$H = \{ \frac{7}{6}n + \frac{5}{8}m \mid n, m \in \Bbb{Z} \}$ is a subgroup of $(\Bbb{Q}, +)$. Prove that $H$ is cyclic
So from what I see, I need to find that an element from $H$ where $<h^k>$ = $H$. This means that I can use $(\frac{7}{6}n + \frac{5}{8}m)^k$... Can I use the GCD for this?
so I added and got $<\frac{28n + 15m}{24}>$ and since LCM(28,15) = 1 then the linear combination can produce all the integers in Z? Therefore $\frac{1}{24}$ is a generator???

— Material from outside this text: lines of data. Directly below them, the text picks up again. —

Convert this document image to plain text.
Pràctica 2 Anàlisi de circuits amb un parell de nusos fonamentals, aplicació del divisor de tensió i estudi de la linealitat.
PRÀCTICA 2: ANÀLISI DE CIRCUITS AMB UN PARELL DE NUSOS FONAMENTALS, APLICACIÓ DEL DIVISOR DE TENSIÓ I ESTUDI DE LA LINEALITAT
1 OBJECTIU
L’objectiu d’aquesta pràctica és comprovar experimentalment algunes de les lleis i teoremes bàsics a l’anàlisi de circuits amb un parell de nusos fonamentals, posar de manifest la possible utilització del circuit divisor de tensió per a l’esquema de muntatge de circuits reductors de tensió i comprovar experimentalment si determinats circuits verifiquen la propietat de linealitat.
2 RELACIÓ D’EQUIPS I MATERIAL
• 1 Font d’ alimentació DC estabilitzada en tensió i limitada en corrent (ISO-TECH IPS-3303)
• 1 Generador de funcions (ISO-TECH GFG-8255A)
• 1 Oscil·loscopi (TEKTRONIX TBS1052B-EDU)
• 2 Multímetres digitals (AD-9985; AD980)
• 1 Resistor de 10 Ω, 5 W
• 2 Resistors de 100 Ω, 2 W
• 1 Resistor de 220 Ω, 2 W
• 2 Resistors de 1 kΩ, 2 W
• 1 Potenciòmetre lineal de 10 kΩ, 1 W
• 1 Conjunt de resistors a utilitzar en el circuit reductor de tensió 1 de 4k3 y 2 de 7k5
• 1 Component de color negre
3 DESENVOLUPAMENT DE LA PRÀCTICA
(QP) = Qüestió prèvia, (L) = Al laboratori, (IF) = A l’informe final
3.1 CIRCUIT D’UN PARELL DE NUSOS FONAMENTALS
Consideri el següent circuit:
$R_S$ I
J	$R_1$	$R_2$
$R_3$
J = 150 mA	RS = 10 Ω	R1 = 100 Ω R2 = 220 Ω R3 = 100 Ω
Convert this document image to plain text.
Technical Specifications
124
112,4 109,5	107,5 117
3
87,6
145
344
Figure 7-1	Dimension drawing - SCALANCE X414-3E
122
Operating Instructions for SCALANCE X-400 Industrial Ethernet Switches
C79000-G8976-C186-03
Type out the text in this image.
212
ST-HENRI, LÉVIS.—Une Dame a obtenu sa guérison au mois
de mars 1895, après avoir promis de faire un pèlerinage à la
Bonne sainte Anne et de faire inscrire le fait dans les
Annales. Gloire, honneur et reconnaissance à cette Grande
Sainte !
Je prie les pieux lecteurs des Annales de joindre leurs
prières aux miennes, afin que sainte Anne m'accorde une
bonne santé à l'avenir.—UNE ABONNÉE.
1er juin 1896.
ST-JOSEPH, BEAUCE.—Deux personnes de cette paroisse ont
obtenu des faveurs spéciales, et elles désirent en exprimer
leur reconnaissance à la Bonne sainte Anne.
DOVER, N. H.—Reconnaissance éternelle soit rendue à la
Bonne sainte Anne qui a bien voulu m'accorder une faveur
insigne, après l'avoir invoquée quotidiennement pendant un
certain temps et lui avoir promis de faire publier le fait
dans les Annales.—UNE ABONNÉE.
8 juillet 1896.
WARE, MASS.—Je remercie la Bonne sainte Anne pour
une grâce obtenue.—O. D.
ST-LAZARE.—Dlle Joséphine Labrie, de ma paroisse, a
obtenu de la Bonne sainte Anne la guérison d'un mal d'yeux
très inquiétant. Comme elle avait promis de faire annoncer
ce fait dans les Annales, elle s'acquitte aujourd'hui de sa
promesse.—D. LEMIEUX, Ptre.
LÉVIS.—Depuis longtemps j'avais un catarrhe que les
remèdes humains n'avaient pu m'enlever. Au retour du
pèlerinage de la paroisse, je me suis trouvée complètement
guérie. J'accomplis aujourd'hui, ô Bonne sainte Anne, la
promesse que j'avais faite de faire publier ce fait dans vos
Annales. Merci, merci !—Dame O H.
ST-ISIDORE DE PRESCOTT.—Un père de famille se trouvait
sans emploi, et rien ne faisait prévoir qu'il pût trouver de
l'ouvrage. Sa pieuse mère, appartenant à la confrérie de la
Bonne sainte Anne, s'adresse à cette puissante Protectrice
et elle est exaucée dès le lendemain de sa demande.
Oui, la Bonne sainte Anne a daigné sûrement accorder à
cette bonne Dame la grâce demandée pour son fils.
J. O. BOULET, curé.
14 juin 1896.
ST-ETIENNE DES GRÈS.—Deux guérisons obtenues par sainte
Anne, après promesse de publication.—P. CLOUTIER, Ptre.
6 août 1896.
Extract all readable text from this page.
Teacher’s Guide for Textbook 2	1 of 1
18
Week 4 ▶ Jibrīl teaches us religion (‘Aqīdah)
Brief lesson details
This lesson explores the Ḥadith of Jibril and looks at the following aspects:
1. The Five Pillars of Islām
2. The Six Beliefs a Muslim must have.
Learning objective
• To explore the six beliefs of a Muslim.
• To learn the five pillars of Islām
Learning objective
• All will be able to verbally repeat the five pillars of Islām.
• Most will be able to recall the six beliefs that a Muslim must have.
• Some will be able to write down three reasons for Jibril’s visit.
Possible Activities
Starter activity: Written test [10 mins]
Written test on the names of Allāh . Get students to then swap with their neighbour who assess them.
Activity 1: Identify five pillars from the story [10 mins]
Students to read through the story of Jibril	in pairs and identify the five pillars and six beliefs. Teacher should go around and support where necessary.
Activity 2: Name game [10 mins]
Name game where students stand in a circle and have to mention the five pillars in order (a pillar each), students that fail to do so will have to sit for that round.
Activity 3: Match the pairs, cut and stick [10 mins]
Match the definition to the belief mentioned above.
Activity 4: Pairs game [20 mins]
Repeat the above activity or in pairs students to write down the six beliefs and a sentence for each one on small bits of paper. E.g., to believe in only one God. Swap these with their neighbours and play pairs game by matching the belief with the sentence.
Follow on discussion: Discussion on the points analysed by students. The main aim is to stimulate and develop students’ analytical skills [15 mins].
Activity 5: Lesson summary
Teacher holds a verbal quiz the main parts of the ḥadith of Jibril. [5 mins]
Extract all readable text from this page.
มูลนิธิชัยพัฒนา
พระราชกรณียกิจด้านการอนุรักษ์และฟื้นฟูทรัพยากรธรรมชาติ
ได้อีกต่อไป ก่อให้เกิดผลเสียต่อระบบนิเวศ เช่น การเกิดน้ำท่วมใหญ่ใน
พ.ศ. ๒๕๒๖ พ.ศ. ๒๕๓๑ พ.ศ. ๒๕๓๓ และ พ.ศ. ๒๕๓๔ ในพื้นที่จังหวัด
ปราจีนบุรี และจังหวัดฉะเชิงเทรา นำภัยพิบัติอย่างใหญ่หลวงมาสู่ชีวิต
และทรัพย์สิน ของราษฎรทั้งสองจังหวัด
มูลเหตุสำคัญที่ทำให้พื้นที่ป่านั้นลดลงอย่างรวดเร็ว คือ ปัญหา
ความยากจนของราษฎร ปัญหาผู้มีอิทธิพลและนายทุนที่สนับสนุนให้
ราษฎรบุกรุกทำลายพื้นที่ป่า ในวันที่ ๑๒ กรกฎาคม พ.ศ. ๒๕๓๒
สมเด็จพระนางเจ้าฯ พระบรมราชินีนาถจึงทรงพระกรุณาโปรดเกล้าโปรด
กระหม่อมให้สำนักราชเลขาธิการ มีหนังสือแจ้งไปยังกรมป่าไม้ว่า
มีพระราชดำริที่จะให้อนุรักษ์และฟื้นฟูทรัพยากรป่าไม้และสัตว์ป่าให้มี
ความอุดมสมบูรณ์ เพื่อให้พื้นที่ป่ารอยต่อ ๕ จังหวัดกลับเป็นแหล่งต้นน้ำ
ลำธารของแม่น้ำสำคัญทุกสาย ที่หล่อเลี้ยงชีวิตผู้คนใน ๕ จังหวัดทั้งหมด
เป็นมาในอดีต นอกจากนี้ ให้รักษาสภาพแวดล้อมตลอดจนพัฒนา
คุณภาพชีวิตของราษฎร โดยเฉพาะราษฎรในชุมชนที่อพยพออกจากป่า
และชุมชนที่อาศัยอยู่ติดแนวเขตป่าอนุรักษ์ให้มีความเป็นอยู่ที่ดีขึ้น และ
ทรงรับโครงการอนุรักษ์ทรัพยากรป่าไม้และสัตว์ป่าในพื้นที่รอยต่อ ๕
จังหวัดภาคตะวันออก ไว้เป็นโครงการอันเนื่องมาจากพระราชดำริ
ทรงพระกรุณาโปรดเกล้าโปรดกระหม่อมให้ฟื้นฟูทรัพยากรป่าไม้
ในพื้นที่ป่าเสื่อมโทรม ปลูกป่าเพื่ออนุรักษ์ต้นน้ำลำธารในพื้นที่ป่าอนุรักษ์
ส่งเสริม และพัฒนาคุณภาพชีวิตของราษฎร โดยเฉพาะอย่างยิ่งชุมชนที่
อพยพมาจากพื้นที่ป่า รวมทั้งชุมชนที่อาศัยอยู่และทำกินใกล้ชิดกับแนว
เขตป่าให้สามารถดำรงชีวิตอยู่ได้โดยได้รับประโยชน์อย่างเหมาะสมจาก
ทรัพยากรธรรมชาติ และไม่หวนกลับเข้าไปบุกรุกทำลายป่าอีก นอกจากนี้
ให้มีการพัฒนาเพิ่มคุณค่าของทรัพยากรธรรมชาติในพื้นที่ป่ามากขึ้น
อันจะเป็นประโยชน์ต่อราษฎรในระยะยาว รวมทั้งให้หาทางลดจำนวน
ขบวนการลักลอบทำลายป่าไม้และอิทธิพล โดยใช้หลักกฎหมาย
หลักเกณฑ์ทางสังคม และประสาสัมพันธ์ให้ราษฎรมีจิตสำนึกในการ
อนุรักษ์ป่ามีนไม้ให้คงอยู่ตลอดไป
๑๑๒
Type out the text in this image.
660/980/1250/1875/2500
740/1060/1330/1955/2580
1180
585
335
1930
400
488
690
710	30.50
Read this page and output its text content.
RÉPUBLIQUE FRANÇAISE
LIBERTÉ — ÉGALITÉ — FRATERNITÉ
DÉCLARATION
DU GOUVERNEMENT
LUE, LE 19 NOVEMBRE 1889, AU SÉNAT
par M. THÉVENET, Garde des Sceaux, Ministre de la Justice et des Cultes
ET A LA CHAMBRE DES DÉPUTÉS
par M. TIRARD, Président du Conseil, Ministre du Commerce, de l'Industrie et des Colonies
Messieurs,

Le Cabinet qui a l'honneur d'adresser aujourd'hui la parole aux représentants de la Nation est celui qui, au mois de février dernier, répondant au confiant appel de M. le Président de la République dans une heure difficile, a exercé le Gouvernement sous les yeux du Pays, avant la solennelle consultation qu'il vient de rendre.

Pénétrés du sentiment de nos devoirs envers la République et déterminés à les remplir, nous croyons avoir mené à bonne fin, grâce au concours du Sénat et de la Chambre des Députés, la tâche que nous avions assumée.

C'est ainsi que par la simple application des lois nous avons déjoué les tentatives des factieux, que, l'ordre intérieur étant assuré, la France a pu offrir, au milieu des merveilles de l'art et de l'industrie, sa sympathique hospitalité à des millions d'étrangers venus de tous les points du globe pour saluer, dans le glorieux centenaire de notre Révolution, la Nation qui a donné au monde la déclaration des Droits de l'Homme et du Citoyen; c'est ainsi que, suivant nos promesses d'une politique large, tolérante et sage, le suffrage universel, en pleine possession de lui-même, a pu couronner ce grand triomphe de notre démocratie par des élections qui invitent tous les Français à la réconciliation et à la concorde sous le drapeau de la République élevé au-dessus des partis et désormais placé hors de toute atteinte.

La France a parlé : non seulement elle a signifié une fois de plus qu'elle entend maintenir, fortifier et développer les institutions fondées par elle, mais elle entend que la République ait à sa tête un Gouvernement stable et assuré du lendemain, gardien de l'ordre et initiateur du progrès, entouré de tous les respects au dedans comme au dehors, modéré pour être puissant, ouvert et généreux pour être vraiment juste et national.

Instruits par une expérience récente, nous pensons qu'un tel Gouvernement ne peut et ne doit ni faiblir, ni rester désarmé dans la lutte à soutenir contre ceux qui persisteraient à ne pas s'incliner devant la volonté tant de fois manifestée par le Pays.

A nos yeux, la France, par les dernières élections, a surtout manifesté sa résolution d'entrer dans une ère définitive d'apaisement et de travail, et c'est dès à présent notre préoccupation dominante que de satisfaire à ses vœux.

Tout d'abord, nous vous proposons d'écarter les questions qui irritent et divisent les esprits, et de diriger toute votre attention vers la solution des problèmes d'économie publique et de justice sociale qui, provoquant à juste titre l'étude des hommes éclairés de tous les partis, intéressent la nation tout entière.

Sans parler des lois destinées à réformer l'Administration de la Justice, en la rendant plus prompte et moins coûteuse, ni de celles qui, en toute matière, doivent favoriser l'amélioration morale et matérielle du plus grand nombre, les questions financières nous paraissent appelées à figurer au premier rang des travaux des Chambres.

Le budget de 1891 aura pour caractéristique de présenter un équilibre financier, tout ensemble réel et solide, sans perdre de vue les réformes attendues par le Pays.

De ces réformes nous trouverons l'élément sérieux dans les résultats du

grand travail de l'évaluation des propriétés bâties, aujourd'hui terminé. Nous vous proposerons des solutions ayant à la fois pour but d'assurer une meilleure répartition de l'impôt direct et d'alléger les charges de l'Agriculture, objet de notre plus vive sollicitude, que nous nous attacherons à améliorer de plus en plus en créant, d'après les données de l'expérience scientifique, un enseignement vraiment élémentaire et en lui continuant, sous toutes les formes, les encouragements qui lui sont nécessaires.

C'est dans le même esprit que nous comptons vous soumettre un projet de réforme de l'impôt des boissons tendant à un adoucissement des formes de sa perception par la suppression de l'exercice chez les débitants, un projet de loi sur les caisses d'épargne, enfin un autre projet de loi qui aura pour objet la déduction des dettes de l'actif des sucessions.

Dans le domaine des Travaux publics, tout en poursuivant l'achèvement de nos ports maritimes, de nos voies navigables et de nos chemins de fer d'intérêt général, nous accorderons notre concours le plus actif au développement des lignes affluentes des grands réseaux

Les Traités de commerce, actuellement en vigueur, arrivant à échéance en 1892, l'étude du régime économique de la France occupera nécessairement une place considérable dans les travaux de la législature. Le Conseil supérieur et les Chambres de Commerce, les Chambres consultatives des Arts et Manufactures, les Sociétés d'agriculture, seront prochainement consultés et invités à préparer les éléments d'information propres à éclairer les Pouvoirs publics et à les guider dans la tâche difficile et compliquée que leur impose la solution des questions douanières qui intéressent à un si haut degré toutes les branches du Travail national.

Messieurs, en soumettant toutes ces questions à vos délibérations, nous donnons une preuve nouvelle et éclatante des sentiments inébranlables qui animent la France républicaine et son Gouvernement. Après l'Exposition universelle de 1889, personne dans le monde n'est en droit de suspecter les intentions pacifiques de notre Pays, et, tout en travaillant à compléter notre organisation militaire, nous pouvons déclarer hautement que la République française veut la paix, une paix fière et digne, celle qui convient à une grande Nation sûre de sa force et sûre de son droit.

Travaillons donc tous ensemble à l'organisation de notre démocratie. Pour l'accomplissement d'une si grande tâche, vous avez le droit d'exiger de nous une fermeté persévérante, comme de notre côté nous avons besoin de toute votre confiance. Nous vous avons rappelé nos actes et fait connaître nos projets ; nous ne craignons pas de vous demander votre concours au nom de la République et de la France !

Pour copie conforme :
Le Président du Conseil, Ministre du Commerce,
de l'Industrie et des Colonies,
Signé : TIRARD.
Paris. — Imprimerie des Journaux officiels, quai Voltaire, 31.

Note how: $$\frac76n+\frac58m=\frac 1{24}(28n+15m)$$ And since $\gcd(28,15)=1$, we can find $n,m\in\mathbb{Z}$ with: $$28n+15m=1$$ Hence $\frac1{24}\in H$. Therefore: $$\langle\frac1{24}\rangle\subseteq H$$ But: $$H=\{\frac76n+\frac58m|n,m\in\mathbb{Z}\}=\{\frac1{24}(28n+16m)|n,m\in\Bbb{Z}\}\subseteq\{\frac{n}{24}|n\in\Bbb{Z}\}=\langle\frac1{24}\rangle$$ We conclude that $H=\langle\frac1{24}\rangle$, so $H$ is cyclic.